How to Plane End Grain

Last reviewed on 2026-04-24

Planing end grain is where most beginners meet their first catastrophic tearout. The fibers at the far edge of the board have nothing supporting them, and a plane pushing across end grain will blow those fibers out as a ragged corner. The good news is that end grain is straightforward once you understand why it blows out — and three well-known techniques make it routine.

Why End Grain Tears Out

End grain is the cross-section of the fibers. When a plane iron reaches the far edge of an end-grain cut, the fibers beyond the iron have nothing to push against. The iron pries them out of the board instead of slicing them, producing a splintered exit edge. Preventing that moment — when the iron runs off the far edge with no fiber support — is the whole task of planing end grain safely.

Three Methods

1. Chamfer the Far Edge

Before you start the main cut, use a block plane or chisel to put a small chamfer — 1 mm or so is plenty — on the far edge where the plane will exit. That chamfer means the far fibers no longer exist at the exit; any tearout that happens lands in the chamfered waste, not in the finished edge. It is the simplest and most reliable method and the one most woodworkers use by default.

2. Plane From Both Ends

Instead of one long stroke across the entire width, plane only part way from one side, then flip the board and plane from the other side to meet the first cut. Because you always stop short of the far edge, no fibers are forced to exit. The two cuts meet somewhere in the middle. This is the method of choice when you cannot chamfer the far edge — for example, on a board whose final edge must be sharp.

3. Use a Backing Board

Clamp a scrap piece of the same thickness tight against the far edge of the workpiece. The backing board's fibers take the blowout, not the workpiece. This is the method used when chamfering is not possible and when the end grain must be planed in continuous full-width passes — for example, when using a shooting board.
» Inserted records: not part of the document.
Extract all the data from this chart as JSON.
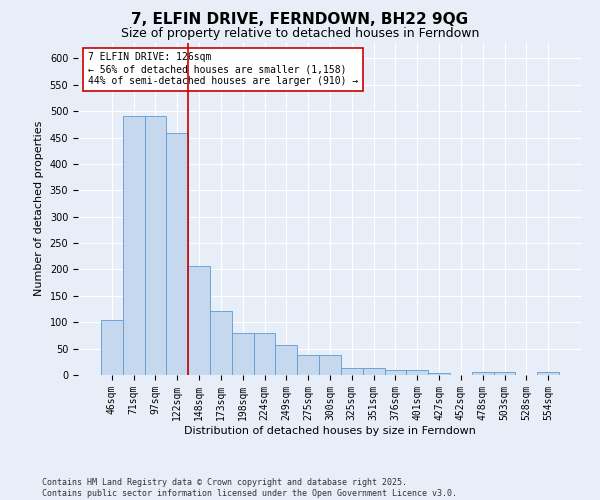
{
  "title": "7, ELFIN DRIVE, FERNDOWN, BH22 9QG",
  "subtitle": "Size of property relative to detached houses in Ferndown",
  "xlabel": "Distribution of detached houses by size in Ferndown",
  "ylabel": "Number of detached properties",
  "categories": [
    "46sqm",
    "71sqm",
    "97sqm",
    "122sqm",
    "148sqm",
    "173sqm",
    "198sqm",
    "224sqm",
    "249sqm",
    "275sqm",
    "300sqm",
    "325sqm",
    "351sqm",
    "376sqm",
    "401sqm",
    "427sqm",
    "452sqm",
    "478sqm",
    "503sqm",
    "528sqm",
    "554sqm"
  ],
  "values": [
    105,
    490,
    490,
    458,
    207,
    122,
    80,
    80,
    57,
    37,
    37,
    14,
    14,
    10,
    10,
    3,
    0,
    6,
    6,
    0,
    6
  ],
  "bar_color": "#c5d8ed",
  "bar_edge_color": "#5b9bd5",
  "vline_x": 3.5,
  "vline_color": "#cc0000",
  "annotation_text": "7 ELFIN DRIVE: 126sqm\n← 56% of detached houses are smaller (1,158)\n44% of semi-detached houses are larger (910) →",
  "annotation_box_color": "#ffffff",
  "annotation_box_edge": "#cc0000",
  "footer": "Contains HM Land Registry data © Crown copyright and database right 2025.\nContains public sector information licensed under the Open Government Licence v3.0.",
  "ylim": [
    0,
    630
  ],
  "yticks": [
    0,
    50,
    100,
    150,
    200,
    250,
    300,
    350,
    400,
    450,
    500,
    550,
    600
  ],
  "background_color": "#e8eef7",
  "plot_bg_color": "#e8eef7",
  "grid_color": "#ffffff",
  "title_fontsize": 11,
  "subtitle_fontsize": 9,
  "tick_fontsize": 7,
  "label_fontsize": 8,
  "annotation_fontsize": 7
}
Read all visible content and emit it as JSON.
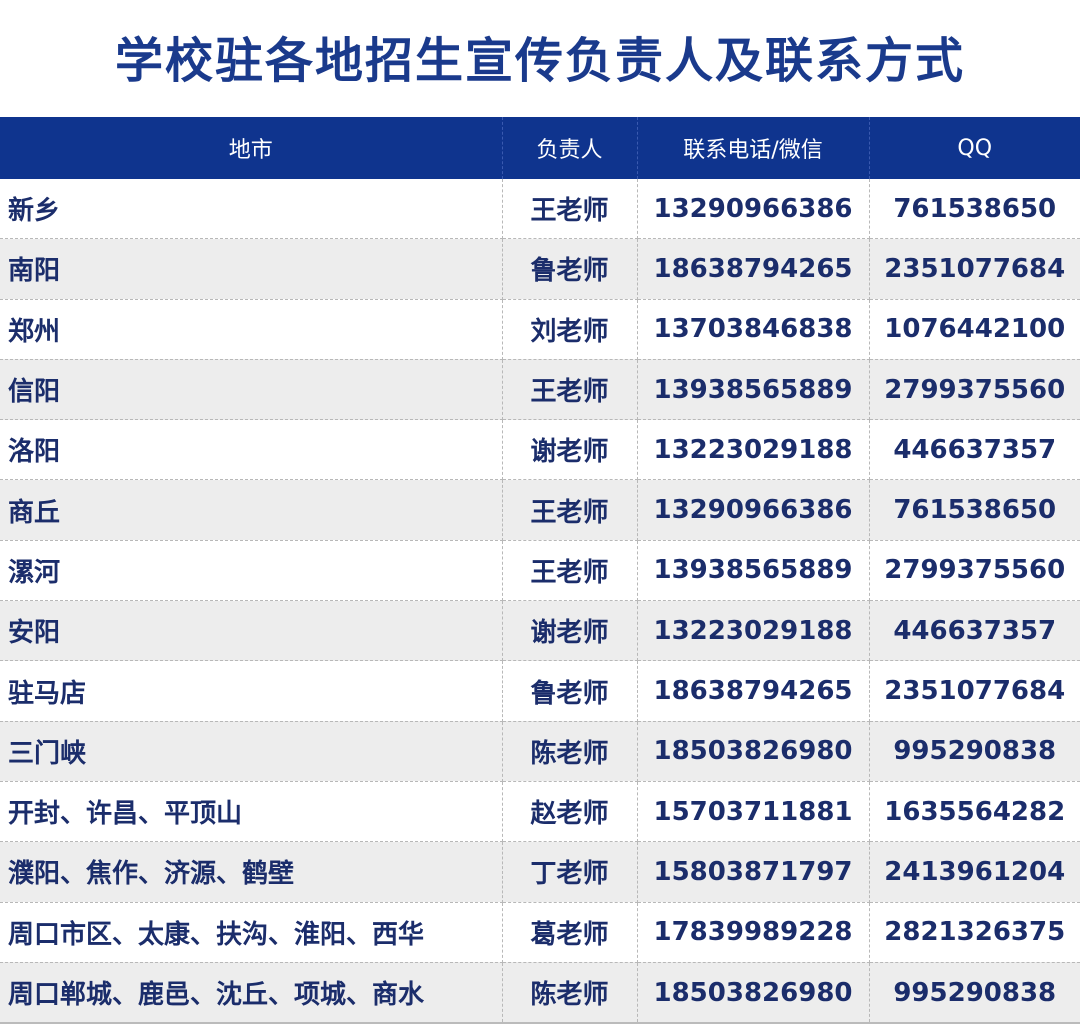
{
  "title": "学校驻各地招生宣传负责人及联系方式",
  "headers": [
    "地市",
    "负责人",
    "联系电话/微信",
    "QQ"
  ],
  "rows": [
    [
      "新乡",
      "王老师",
      "13290966386",
      "761538650"
    ],
    [
      "南阳",
      "鲁老师",
      "18638794265",
      "2351077684"
    ],
    [
      "郑州",
      "刘老师",
      "13703846838",
      "1076442100"
    ],
    [
      "信阳",
      "王老师",
      "13938565889",
      "2799375560"
    ],
    [
      "洛阳",
      "谢老师",
      "13223029188",
      "446637357"
    ],
    [
      "商丘",
      "王老师",
      "13290966386",
      "761538650"
    ],
    [
      "漯河",
      "王老师",
      "13938565889",
      "2799375560"
    ],
    [
      "安阳",
      "谢老师",
      "13223029188",
      "446637357"
    ],
    [
      "驻马店",
      "鲁老师",
      "18638794265",
      "2351077684"
    ],
    [
      "三门峡",
      "陈老师",
      "18503826980",
      "995290838"
    ],
    [
      "开封、许昌、平顶山",
      "赵老师",
      "15703711881",
      "1635564282"
    ],
    [
      "濮阳、焦作、济源、鹤壁",
      "丁老师",
      "15803871797",
      "2413961204"
    ],
    [
      "周口市区、太康、扶沟、淮阳、西华",
      "葛老师",
      "17839989228",
      "2821326375"
    ],
    [
      "周口郸城、鹿邑、沈丘、项城、商水",
      "陈老师",
      "18503826980",
      "995290838"
    ]
  ]
}
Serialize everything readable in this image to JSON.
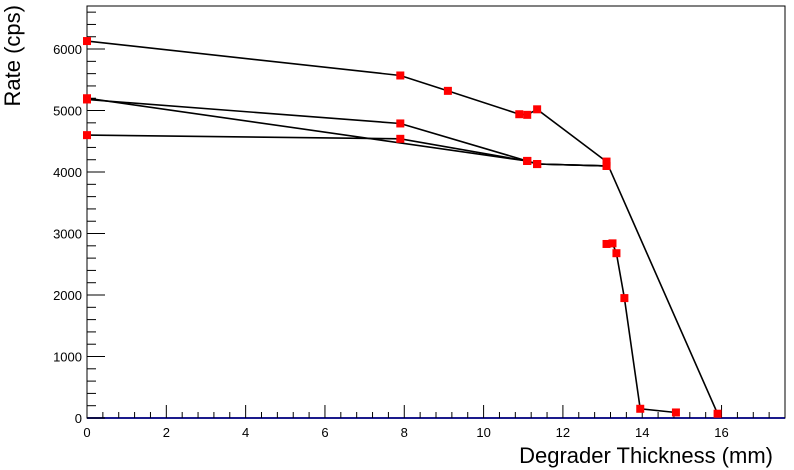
{
  "chart_data": {
    "type": "line",
    "title": "",
    "xlabel": "Degrader Thickness (mm)",
    "ylabel": "Rate (cps)",
    "xlim": [
      0,
      17.6
    ],
    "ylim": [
      0,
      6700
    ],
    "x_ticks": [
      0,
      2,
      4,
      6,
      8,
      10,
      12,
      14,
      16
    ],
    "y_ticks": [
      0,
      1000,
      2000,
      3000,
      4000,
      5000,
      6000
    ],
    "grid": false,
    "legend": "none",
    "series_color": "#000000",
    "marker_color": "#ff0000",
    "series": [
      {
        "x": [
          0,
          7.9,
          9.1,
          10.9,
          11.1,
          11.35,
          13.1,
          15.9
        ],
        "y": [
          6130,
          5570,
          5320,
          4940,
          4930,
          5020,
          4170,
          70
        ]
      },
      {
        "x": [
          0,
          7.9,
          11.1,
          11.35,
          13.1
        ],
        "y": [
          5180,
          4790,
          4180,
          4130,
          4100
        ]
      },
      {
        "x": [
          0,
          7.9,
          11.1,
          11.35,
          13.1
        ],
        "y": [
          4600,
          4540,
          4180,
          4130,
          4100
        ]
      },
      {
        "x": [
          0,
          11.1,
          11.35,
          13.1
        ],
        "y": [
          5200,
          4180,
          4130,
          4100
        ]
      },
      {
        "x": [
          13.1,
          13.25,
          13.35,
          13.55,
          13.95,
          14.85
        ],
        "y": [
          2830,
          2840,
          2680,
          1950,
          150,
          90
        ]
      }
    ]
  }
}
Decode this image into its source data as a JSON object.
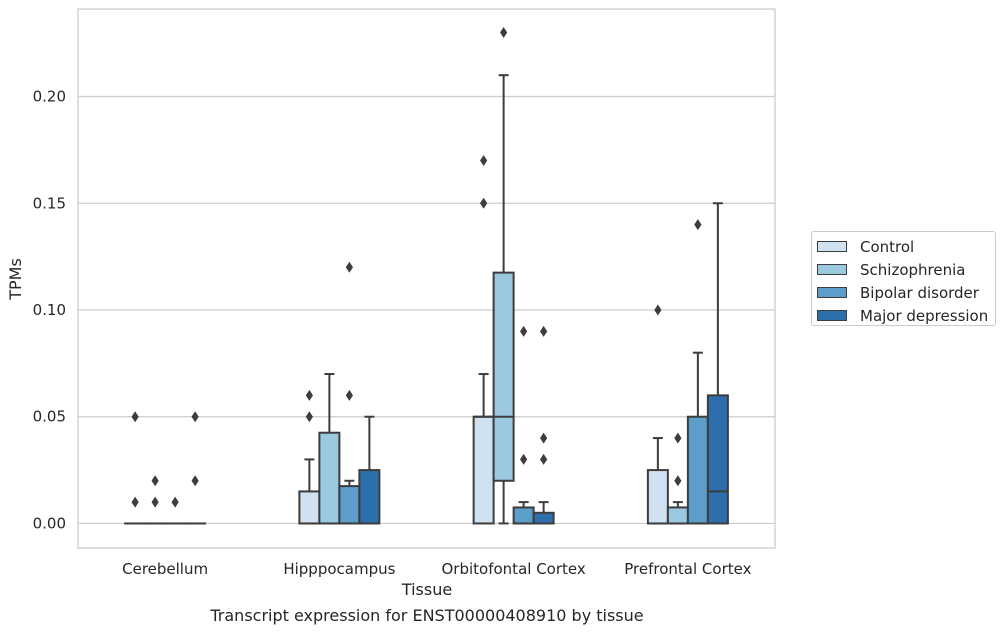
{
  "chart_data": {
    "type": "boxplot",
    "xlabel": "Tissue",
    "ylabel": "TPMs",
    "ylim": [
      -0.0115,
      0.241
    ],
    "yticks": [
      0.0,
      0.05,
      0.1,
      0.15,
      0.2
    ],
    "ytick_labels": [
      "0.00",
      "0.05",
      "0.10",
      "0.15",
      "0.20"
    ],
    "grid": true,
    "legend_position": "right-outside",
    "categories": [
      "Cerebellum",
      "Hipppocampus",
      "Orbitofontal Cortex",
      "Prefrontal Cortex"
    ],
    "series": [
      {
        "name": "Control",
        "color": "#d0e2f2",
        "boxes": [
          {
            "q1": 0,
            "median": 0,
            "q3": 0,
            "whisker_low": 0,
            "whisker_high": 0,
            "outliers": [
              0.05,
              0.01
            ]
          },
          {
            "q1": 0,
            "median": 0,
            "q3": 0.015,
            "whisker_low": 0,
            "whisker_high": 0.03,
            "outliers": [
              0.05,
              0.06
            ]
          },
          {
            "q1": 0,
            "median": 0.05,
            "q3": 0.05,
            "whisker_low": 0,
            "whisker_high": 0.07,
            "outliers": [
              0.15,
              0.17
            ]
          },
          {
            "q1": 0,
            "median": 0,
            "q3": 0.025,
            "whisker_low": 0,
            "whisker_high": 0.04,
            "outliers": [
              0.1
            ]
          }
        ]
      },
      {
        "name": "Schizophrenia",
        "color": "#9ac8e0",
        "boxes": [
          {
            "q1": 0,
            "median": 0,
            "q3": 0,
            "whisker_low": 0,
            "whisker_high": 0,
            "outliers": [
              0.01,
              0.02
            ]
          },
          {
            "q1": 0,
            "median": 0,
            "q3": 0.0425,
            "whisker_low": 0,
            "whisker_high": 0.07,
            "outliers": []
          },
          {
            "q1": 0.02,
            "median": 0.05,
            "q3": 0.1175,
            "whisker_low": 0,
            "whisker_high": 0.21,
            "outliers": [
              0.23
            ]
          },
          {
            "q1": 0,
            "median": 0,
            "q3": 0.0075,
            "whisker_low": 0,
            "whisker_high": 0.01,
            "outliers": [
              0.02,
              0.04
            ]
          }
        ]
      },
      {
        "name": "Bipolar disorder",
        "color": "#5a9ec9",
        "boxes": [
          {
            "q1": 0,
            "median": 0,
            "q3": 0,
            "whisker_low": 0,
            "whisker_high": 0,
            "outliers": [
              0.01
            ]
          },
          {
            "q1": 0,
            "median": 0,
            "q3": 0.0175,
            "whisker_low": 0,
            "whisker_high": 0.02,
            "outliers": [
              0.06,
              0.12
            ]
          },
          {
            "q1": 0,
            "median": 0,
            "q3": 0.0075,
            "whisker_low": 0,
            "whisker_high": 0.01,
            "outliers": [
              0.03,
              0.09
            ]
          },
          {
            "q1": 0,
            "median": 0,
            "q3": 0.05,
            "whisker_low": 0,
            "whisker_high": 0.08,
            "outliers": [
              0.14
            ]
          }
        ]
      },
      {
        "name": "Major depression",
        "color": "#2d6fad",
        "boxes": [
          {
            "q1": 0,
            "median": 0,
            "q3": 0,
            "whisker_low": 0,
            "whisker_high": 0,
            "outliers": [
              0.02,
              0.05
            ]
          },
          {
            "q1": 0,
            "median": 0,
            "q3": 0.025,
            "whisker_low": 0,
            "whisker_high": 0.05,
            "outliers": []
          },
          {
            "q1": 0,
            "median": 0,
            "q3": 0.005,
            "whisker_low": 0,
            "whisker_high": 0.01,
            "outliers": [
              0.03,
              0.04,
              0.09
            ]
          },
          {
            "q1": 0,
            "median": 0.015,
            "q3": 0.06,
            "whisker_low": 0,
            "whisker_high": 0.15,
            "outliers": []
          }
        ]
      }
    ]
  },
  "caption": "Transcript expression for ENST00000408910 by tissue"
}
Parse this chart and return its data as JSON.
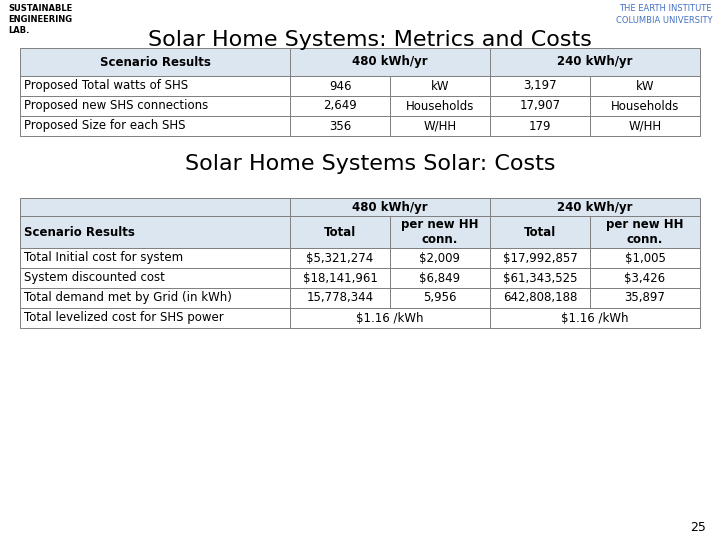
{
  "title1": "Solar Home Systems: Metrics and Costs",
  "title2": "Solar Home Systems Solar: Costs",
  "top_left_text": "SUSTAINABLE\nENGINEERING\nLAB.",
  "top_right_text": "THE EARTH INSTITUTE\nCOLUMBIA UNIVERSITY",
  "page_number": "25",
  "table1_rows": [
    [
      "Proposed Total watts of SHS",
      "946",
      "kW",
      "3,197",
      "kW"
    ],
    [
      "Proposed new SHS connections",
      "2,649",
      "Households",
      "17,907",
      "Households"
    ],
    [
      "Proposed Size for each SHS",
      "356",
      "W/HH",
      "179",
      "W/HH"
    ]
  ],
  "table2_rows": [
    [
      "Total Initial cost for system",
      "$5,321,274",
      "$2,009",
      "$17,992,857",
      "$1,005"
    ],
    [
      "System discounted cost",
      "$18,141,961",
      "$6,849",
      "$61,343,525",
      "$3,426"
    ],
    [
      "Total demand met by Grid (in kWh)",
      "15,778,344",
      "5,956",
      "642,808,188",
      "35,897"
    ],
    [
      "Total levelized cost for SHS power",
      "$1.16 /kWh",
      "",
      "$1.16 /kWh",
      ""
    ]
  ],
  "header_bg": "#dce6f1",
  "white_bg": "#ffffff",
  "border_color": "#7f7f7f",
  "title_fontsize": 16,
  "body_fontsize": 8.5,
  "header_fontsize": 8.5,
  "small_fontsize": 6
}
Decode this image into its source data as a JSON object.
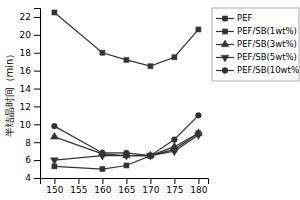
{
  "chart_data": {
    "type": "line",
    "ylabel": "半结晶时间（min）",
    "x": [
      150,
      160,
      165,
      170,
      175,
      180
    ],
    "series": [
      {
        "name": "PEF",
        "color": "#333333",
        "marker": "square",
        "values": [
          22.5,
          18.0,
          17.2,
          16.5,
          17.5,
          20.6
        ]
      },
      {
        "name": "PEF/SB(1wt%)",
        "color": "#333333",
        "marker": "square",
        "values": [
          5.3,
          5.0,
          5.4,
          6.5,
          7.2,
          9.0
        ]
      },
      {
        "name": "PEF/SB(3wt%)",
        "color": "#333333",
        "marker": "triangle-up",
        "values": [
          8.6,
          6.7,
          6.5,
          6.5,
          7.5,
          9.0
        ]
      },
      {
        "name": "PEF/SB(5wt%)",
        "color": "#333333",
        "marker": "triangle-down",
        "values": [
          6.0,
          6.5,
          6.5,
          6.5,
          7.0,
          8.8
        ]
      },
      {
        "name": "PEF/SB(10wt%)",
        "color": "#333333",
        "marker": "circle",
        "values": [
          9.8,
          6.8,
          6.8,
          6.5,
          8.3,
          11.0
        ]
      }
    ],
    "xlim": [
      147,
      182
    ],
    "ylim": [
      4,
      23
    ],
    "xticks": [
      150,
      155,
      160,
      165,
      170,
      175,
      180
    ],
    "yticks": [
      4,
      6,
      8,
      10,
      12,
      14,
      16,
      18,
      20,
      22
    ],
    "grid": false,
    "legend": "right"
  }
}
Plane Geometry for End Grain

End grain cuts cleanly with a low effective cutting angle. The classic choice is a low-angle block plane (bed angle 12°, 25° bevel, for a 37° cutting angle). A bevel-up bench plane with a similar setup is also excellent. A standard bevel-down bench plane at 45° will work but requires a sharper iron and more effort; on end grain a 37° plane feels dramatically easier.

Technique Tips

What Good End Grain Looks Like

A cleanly planed end grain surface has open pores, no splintered edges, and reflects light much like face grain on the same board. It should be smooth under the fingertip — comparable to what 400-grit sandpaper produces on face grain. Finish applied to end-grain always absorbs more quickly than on face, but a planed surface accepts finish evenly without the "blotch" of sanded end grain.